Column_A	Column_X	Column_Y	Column_Z
1234	TOON	CITY	OFF
1235	STAR	CARS	OFF
1226	STAR	CARS	OFF
3234	TOON	CITY	OFF
4435	STAR	CARS	OFF
5555	STAR	CARS	OFF
5555	TOON	CITY	OFF
3333	STAR	CARS	OFF
1111	STAR	CARS	OFF

SELECT Distinct
       TABLE.Column_X,
       TABLE.Column_Y,
       TABLE.Column_Z,
  FROM TABLE

Will return me two records

TOON CITY OFF
STAR CARS OFF

But now I want the first instance of Column A in the table to have the results show like:

TOON CITY OFF 1234
STAR CARS OFF 1235

The thing I'm working on doesn't care about which number I put in a form, but it wants one of them. Its actually looking at like 50 distinct values and has 4 that I need a value but just one of them.

I've tried joining the table back to itself based on its distinct and select the TOP 1 record and using table2.Column_A for the results but that doesn't seem to work.

Group By seems like it might be the solution but I can't get that to work either.

SELECT Column_X, Column_Y, Column_Z, Top 1(Column_A)???
  FROM Table
 GROUP BY Column_X, Column_Y, Column_Z

CodePudding user response：

I would prefer here to simply fetch for example the one with the lowest value in Column_A:

SELECT Column_X, Column_Y, Column_Z, MIN(Column_A) AS Column_A
FROM yourtable
GROUP BY Column_X, Column_Y, Column_Z;

That's easy and short. It will produce this outcome based on your sample data:

Column_X	Column_Y	Column_Z	Column_A
STAR	CARS	OFF	1111
TOON	CITY	OFF	1234

I think this is better because mostly it doesn't matter which entry appears "first" in a table, but we prefer to select such entries having a lowest or highest value.

Which entry occurs as "first" in a table is usually random and means nothing unless there is an id or sequence which is used as "sorting column".

But anyway, if we really want to exactly choose the "first" two entries, we can use ROW_NUMBER:

WITH sub AS
(SELECT 
  ROW_NUMBER() OVER(PARTITION BY Column_X,  Column_Y, Column_Z 
  ORDER BY Column_X) AS RowNr,
  Column_A, Column_X,Column_Y,Column_Z
FROM yourtable)
SELECT Column_X,
       Column_Y,
       Column_Z,
       Column_A
  FROM sub
WHERE RowNr = 1
ORDER BY Column_A;

That leads to worse readability, but will produce exactly the same result which you have shown in your question:

Column_X	Column_Y	Column_Z	Column_A
TOON	CITY	OFF	1234
STAR	CARS	OFF	1235

Try out here: db<>fiddle

CodePudding user response：

You took a guess with

Top 1(Column_A)???

A typical solution is

MIN(Column_a)

Certainly there are others, such as MAX, or using an ORDER BY and then choosing the 1st row.
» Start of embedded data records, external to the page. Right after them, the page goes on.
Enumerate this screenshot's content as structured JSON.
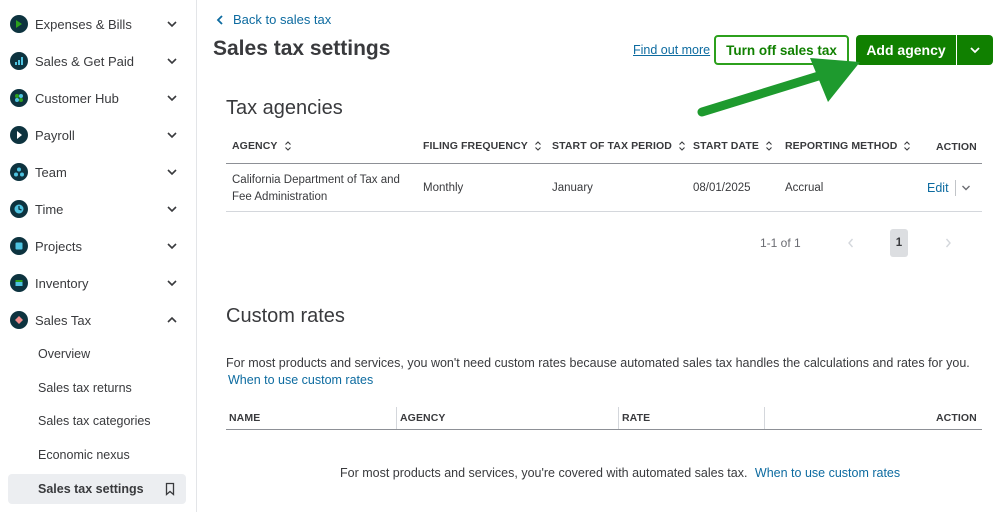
{
  "sidebar": {
    "items": [
      {
        "label": "Expenses & Bills",
        "icon": "expenses-icon",
        "color": "#0d333f"
      },
      {
        "label": "Sales & Get Paid",
        "icon": "sales-icon",
        "color": "#0d333f"
      },
      {
        "label": "Customer Hub",
        "icon": "customer-hub-icon",
        "color": "#0d333f"
      },
      {
        "label": "Payroll",
        "icon": "payroll-icon",
        "color": "#0d333f"
      },
      {
        "label": "Team",
        "icon": "team-icon",
        "color": "#0d333f"
      },
      {
        "label": "Time",
        "icon": "time-icon",
        "color": "#0d333f"
      },
      {
        "label": "Projects",
        "icon": "projects-icon",
        "color": "#0d333f"
      },
      {
        "label": "Inventory",
        "icon": "inventory-icon",
        "color": "#0d333f"
      },
      {
        "label": "Sales Tax",
        "icon": "sales-tax-icon",
        "color": "#0d333f"
      }
    ],
    "sub_items": [
      {
        "label": "Overview"
      },
      {
        "label": "Sales tax returns"
      },
      {
        "label": "Sales tax categories"
      },
      {
        "label": "Economic nexus"
      },
      {
        "label": "Sales tax settings",
        "active": true
      }
    ]
  },
  "header": {
    "back_label": "Back to sales tax",
    "title": "Sales tax settings",
    "find_out_more": "Find out more",
    "turn_off_label": "Turn off sales tax",
    "add_agency_label": "Add agency"
  },
  "agencies": {
    "title": "Tax agencies",
    "columns": [
      "AGENCY",
      "FILING FREQUENCY",
      "START OF TAX PERIOD",
      "START DATE",
      "REPORTING METHOD",
      "ACTION"
    ],
    "rows": [
      {
        "agency_line1": "California Department of Tax and",
        "agency_line2": "Fee Administration",
        "filing_frequency": "Monthly",
        "start_of_tax_period": "January",
        "start_date": "08/01/2025",
        "reporting_method": "Accrual",
        "action": "Edit"
      }
    ],
    "pagination": {
      "range": "1-1 of 1",
      "current_page": "1"
    }
  },
  "custom_rates": {
    "title": "Custom rates",
    "description": "For most products and services, you won't need custom rates because automated sales tax handles the calculations and rates for you.",
    "help_link": "When to use custom rates",
    "columns": [
      "NAME",
      "AGENCY",
      "RATE",
      "ACTION"
    ],
    "empty_message": "For most products and services, you're covered with automated sales tax.",
    "empty_link": "When to use custom rates"
  },
  "colors": {
    "brand_green": "#108000",
    "outline_green": "#2ca01c",
    "link_blue": "#0d6ba0",
    "annotation_arrow": "#1e9a2e"
  }
}
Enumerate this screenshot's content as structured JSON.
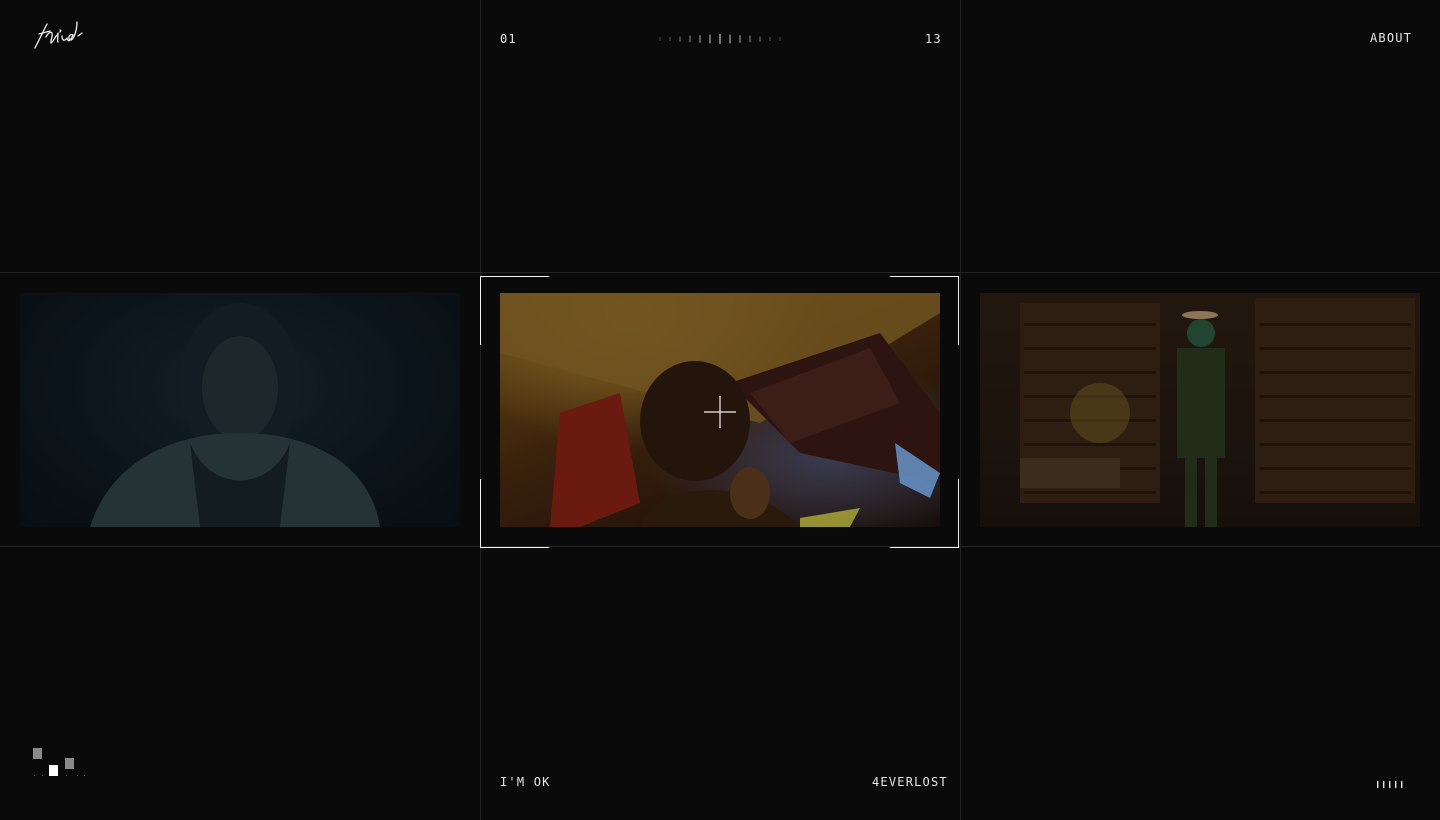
{
  "header": {
    "brand_logo_text": "third",
    "counter_current": "01",
    "counter_total": "13",
    "nav_about": "ABOUT"
  },
  "slider": {
    "tick_count": 13,
    "active_index": 6
  },
  "projects": {
    "current_title": "I'M OK",
    "next_title": "4EVERLOST"
  },
  "icons": {
    "bottom_left": "pixel-squares-icon",
    "bottom_right": "sound-bars-icon",
    "center": "crosshair-icon"
  },
  "colors": {
    "background": "#0a0a0a",
    "grid_line": "#232323",
    "text": "#e6e6e6",
    "frame_corner": "#f4f4f4"
  }
}
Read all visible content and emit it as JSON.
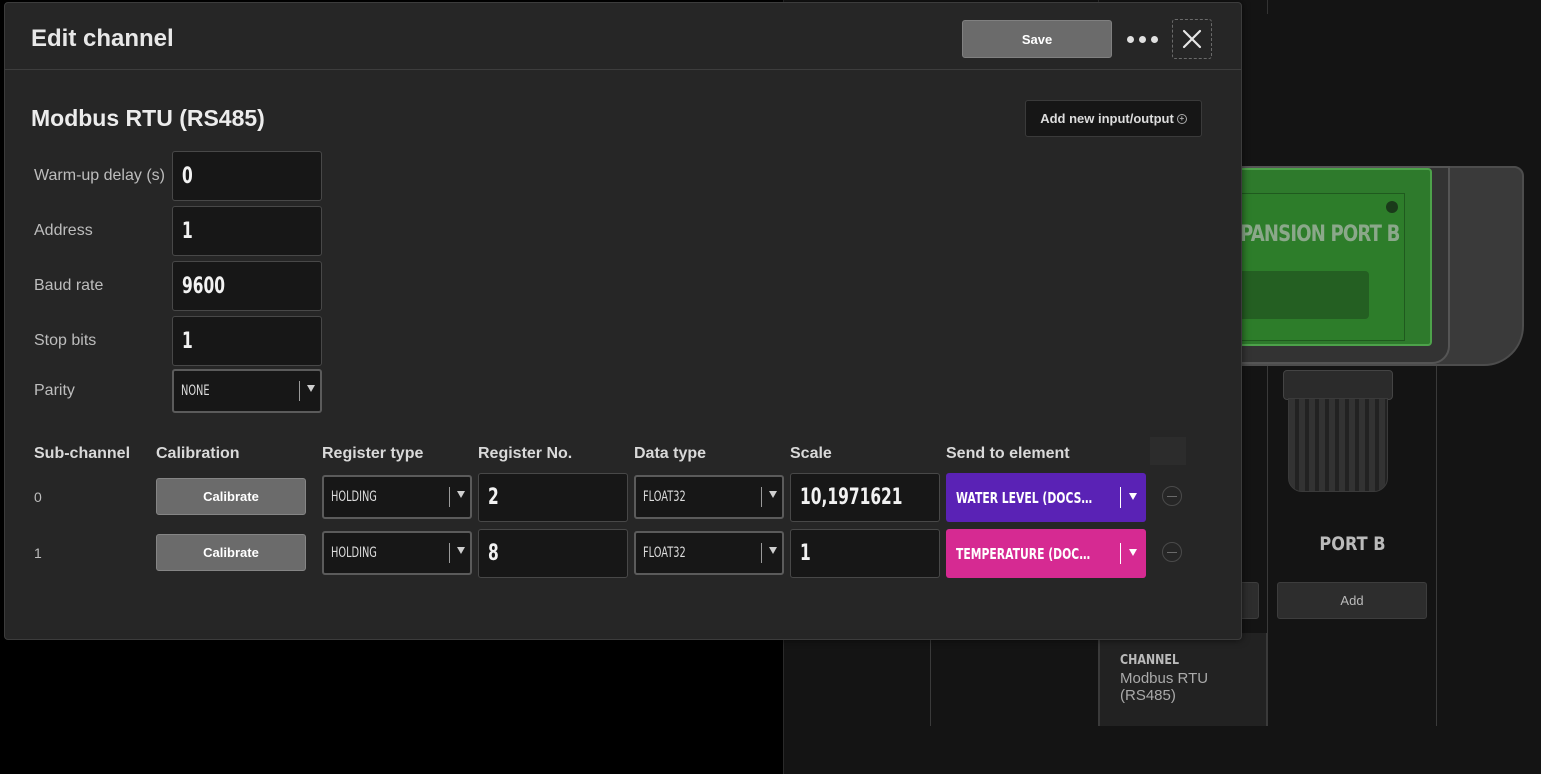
{
  "background": {
    "device_label": "PANSION PORT B",
    "port_label": "PORT B",
    "add_button": "Add",
    "channel_card": {
      "label": "CHANNEL",
      "value": "Modbus RTU (RS485)"
    }
  },
  "modal": {
    "title": "Edit channel",
    "save_label": "Save",
    "section_title": "Modbus RTU (RS485)",
    "add_io_label": "Add new input/output",
    "fields": {
      "warmup": {
        "label": "Warm-up delay (s)",
        "value": "0"
      },
      "address": {
        "label": "Address",
        "value": "1"
      },
      "baud": {
        "label": "Baud rate",
        "value": "9600"
      },
      "stopbits": {
        "label": "Stop bits",
        "value": "1"
      },
      "parity": {
        "label": "Parity",
        "value": "NONE"
      }
    },
    "table": {
      "headers": [
        "Sub-channel",
        "Calibration",
        "Register type",
        "Register No.",
        "Data type",
        "Scale",
        "Send to element"
      ],
      "rows": [
        {
          "subchannel": "0",
          "calibrate": "Calibrate",
          "register_type": "HOLDING",
          "register_no": "2",
          "data_type": "FLOAT32",
          "scale": "10,1971621",
          "element": "WATER LEVEL (DOCS LOG...",
          "element_color": "#5a22b5"
        },
        {
          "subchannel": "1",
          "calibrate": "Calibrate",
          "register_type": "HOLDING",
          "register_no": "8",
          "data_type": "FLOAT32",
          "scale": "1",
          "element": "TEMPERATURE (DOCS LOG...",
          "element_color": "#d62a92"
        }
      ]
    }
  },
  "icons": {
    "more": "more-dots-icon",
    "close": "close-icon",
    "add": "plus-circle-icon",
    "remove": "minus-circle-icon",
    "dropdown": "chevron-down-icon"
  }
}
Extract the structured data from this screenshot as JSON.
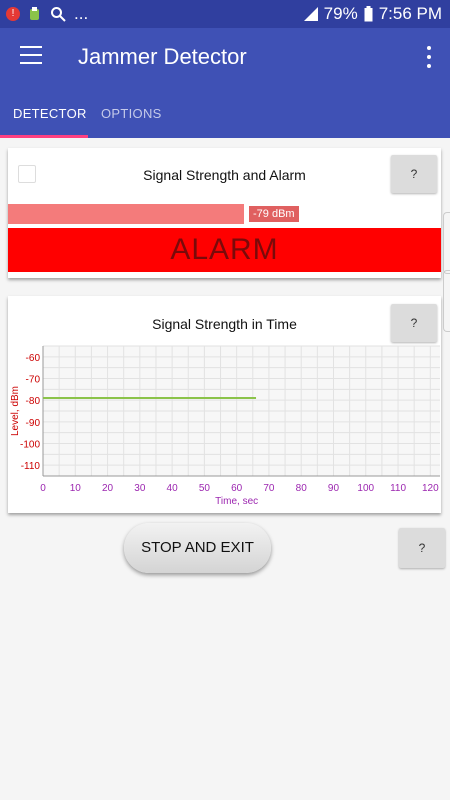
{
  "status_bar": {
    "dots": "...",
    "battery": "79%",
    "time": "7:56 PM",
    "icons": [
      "notification-icon",
      "hand-icon",
      "search-icon",
      "signal-icon",
      "battery-icon"
    ]
  },
  "app_bar": {
    "title": "Jammer Detector",
    "icons": [
      "menu-icon",
      "overflow-menu-icon"
    ]
  },
  "tabs": [
    {
      "label": "DETECTOR",
      "active": true
    },
    {
      "label": "OPTIONS",
      "active": false
    }
  ],
  "alarm_card": {
    "title": "Signal Strength and Alarm",
    "help_label": "?",
    "checkbox_checked": false,
    "signal_dbm_label": "-79 dBm",
    "signal_level_fraction": 0.545,
    "alarm_text": "ALARM",
    "colors": {
      "bar": "#f47b7b",
      "alarm": "#ff0000"
    }
  },
  "chart_card": {
    "title": "Signal Strength in Time",
    "help_label": "?"
  },
  "chart_data": {
    "type": "line",
    "xlabel": "Time, sec",
    "ylabel": "Level, dBm",
    "xlim": [
      0,
      123
    ],
    "ylim": [
      -115,
      -55
    ],
    "x_ticks": [
      0,
      10,
      20,
      30,
      40,
      50,
      60,
      70,
      80,
      90,
      100,
      110,
      120
    ],
    "y_ticks": [
      -60,
      -70,
      -80,
      -90,
      -100,
      -110
    ],
    "grid": true,
    "series": [
      {
        "x": [
          0,
          66
        ],
        "y": [
          -79,
          -79
        ],
        "color": "#8bc34a"
      }
    ]
  },
  "actions": {
    "stop_label": "STOP AND EXIT",
    "help_label": "?"
  }
}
The key is to use an "aggregate" function with the GROUP BY. Some DB vendors, e.g. mysql, are a bit lax on this point, returning a single arbitrary row's value. But to be SQL92-compiliant, better to use the aggregate. That way you know the specification, the returned result will be completely predictable and reproducible.